Ben Tolkin 4/28/2016
Private. Collaborators only.
When we’ve reinvented bookkeeping and accounting, we’re also going to end up reinventing price-setting and the concept of exchange on the consumer side as well. We’re used to thinking of “price” as a property of an object, like size or color, because that’s an easy heuristic for our human-sized meat brains, but a big data algorithm could understand perfectly that it’s really a property of the buyers and sellers. One worry is that this leads to asymmetric exchanges: individual human consumers can be manipulated by sellers with vastly more computing power.
Airbnb and Uber have already gotten flak for algorithmic price setting that can be counterintuitive and predatory.

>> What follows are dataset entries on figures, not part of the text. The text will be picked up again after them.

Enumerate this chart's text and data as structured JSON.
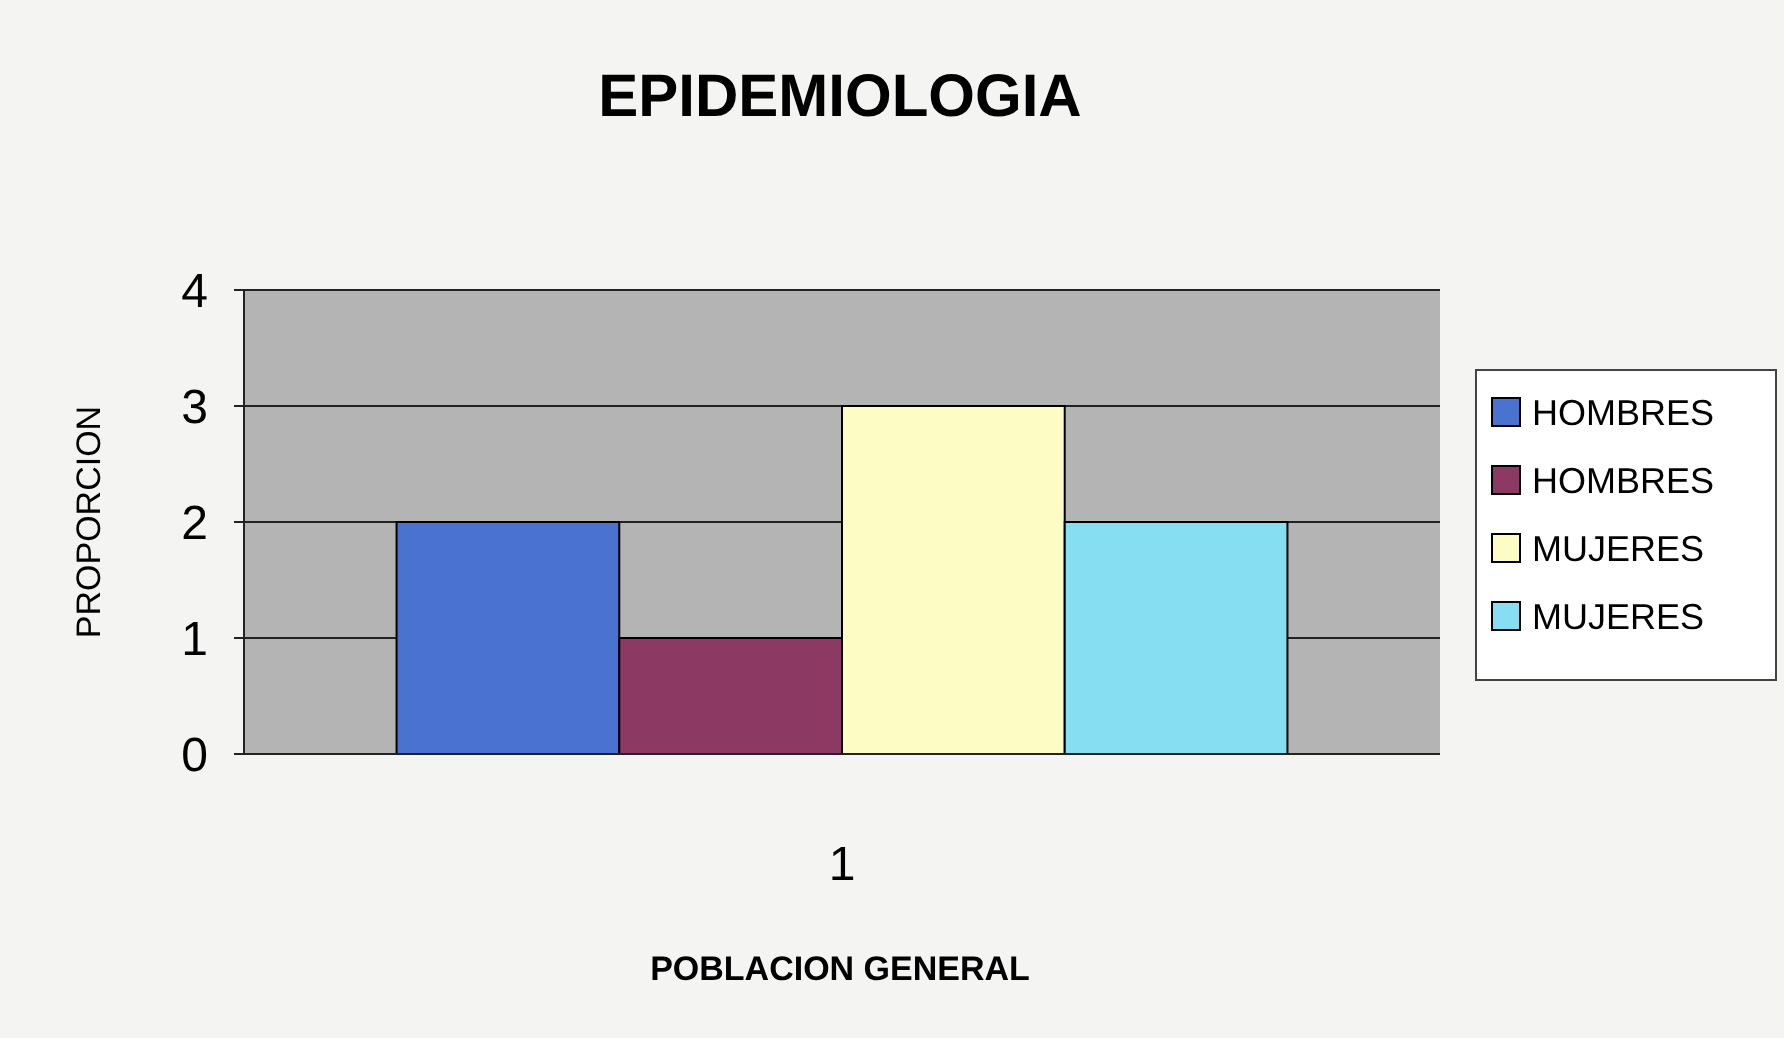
{
  "chart_data": {
    "type": "bar",
    "title": "EPIDEMIOLOGIA",
    "xlabel": "POBLACION GENERAL",
    "ylabel": "PROPORCION",
    "categories": [
      "1"
    ],
    "series": [
      {
        "name": "HOMBRES",
        "color": "#4a72d0",
        "values": [
          2
        ]
      },
      {
        "name": "HOMBRES",
        "color": "#8c3a64",
        "values": [
          1
        ]
      },
      {
        "name": "MUJERES",
        "color": "#fdfcc4",
        "values": [
          3
        ]
      },
      {
        "name": "MUJERES",
        "color": "#86def2",
        "values": [
          2
        ]
      }
    ],
    "ylim": [
      0,
      4
    ],
    "yticks": [
      0,
      1,
      2,
      3,
      4
    ],
    "grid": "y",
    "legend": "right"
  }
}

In the long run, one would hope that consumers also organize, sharing data more freely among each other and opening up the analysis of that data, so that they can negotiate with sellers on an equal cognitive footing. On the other hand, a dynamic, algorithmic price-setting model could also be more liable to hacks; I think there are some precursors to this in Amazon and eBay price-setting bots. (http://www.telegraph.co.uk/technology/amazon/9385986/Robo-pricing-risks-Amazon-price-crash.html) Double-entry bookkeeping’s simplicity leads to problems, but it also prevents the system from being screwed around with too much.
I think the shift towards a dynamic, algorithm-aided concept of value is inevitable; the question is whether this will come as a broad cultural shift, sweeping over buyers and sellers equally, or whether a relatively small number of people in possession of the best data, machines, and algorithms will reap most of the benefits. We should strive to publicly redefine value, and create tools for all of us to process the data that produces value, or we’ll find the same organizations that used our data for targeted advertising able to make even more manipulative targeted prices.